Broadchurch, starring David Tennant and Olivia Colman, premieres on BBC America on the 7th August at 10pm. The series examines how a small seaside community reacts after it becomes the focus of a police investigation following the mysterious death of an eleven-year-old boy.
Ahead of this, David Tennant has given an interview to the New York Times in which he talks about Broadchurch, Doctor Who and Richard II.
David was asked what he thought Broadchurch offered that other series do not. He said: “Very often in television crime dramas, for very obvious and often quite legitimate reasons, you don’t really feel the genuine impact of what crime does to the victim and those around it. In Broadchurch you can taste the grief and the horror and the extraordinariness of this random ghastly event happening to these people.”

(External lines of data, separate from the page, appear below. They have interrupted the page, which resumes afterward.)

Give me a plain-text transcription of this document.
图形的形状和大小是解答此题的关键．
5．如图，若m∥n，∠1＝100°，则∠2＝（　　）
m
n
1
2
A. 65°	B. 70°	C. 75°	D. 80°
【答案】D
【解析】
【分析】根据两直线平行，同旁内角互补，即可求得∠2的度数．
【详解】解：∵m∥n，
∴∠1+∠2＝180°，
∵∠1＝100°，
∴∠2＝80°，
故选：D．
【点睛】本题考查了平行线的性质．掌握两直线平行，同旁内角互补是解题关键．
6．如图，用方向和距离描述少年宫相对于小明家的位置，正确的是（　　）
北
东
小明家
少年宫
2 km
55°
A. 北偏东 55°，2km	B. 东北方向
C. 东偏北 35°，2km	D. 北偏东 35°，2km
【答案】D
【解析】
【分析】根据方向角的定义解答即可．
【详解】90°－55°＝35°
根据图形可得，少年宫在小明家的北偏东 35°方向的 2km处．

The popular actor is best known for his role as the 10th Doctor in the long running Sci-Fi series Doctor Who, and it is well known that he wanted to be the Doctor from being 3 years old. When asked about this he said: “It all seems kind of absurd, doesn’t it? But broadly speaking, it’s true. I remember distinctly a conversation with my parents — or at least I think I do — about the people on TV and the fact that they were people pretending and thinking that was what I wanted to do with my life.”
Starting in October David will star in the Royal Shakespeare Company’s production of Richard II and he was asked what excites him most about playing a king who loses his crown? He said: “I love the politics of it. At first he’s quite an unappealing monarch. He’s not particularly good at it.”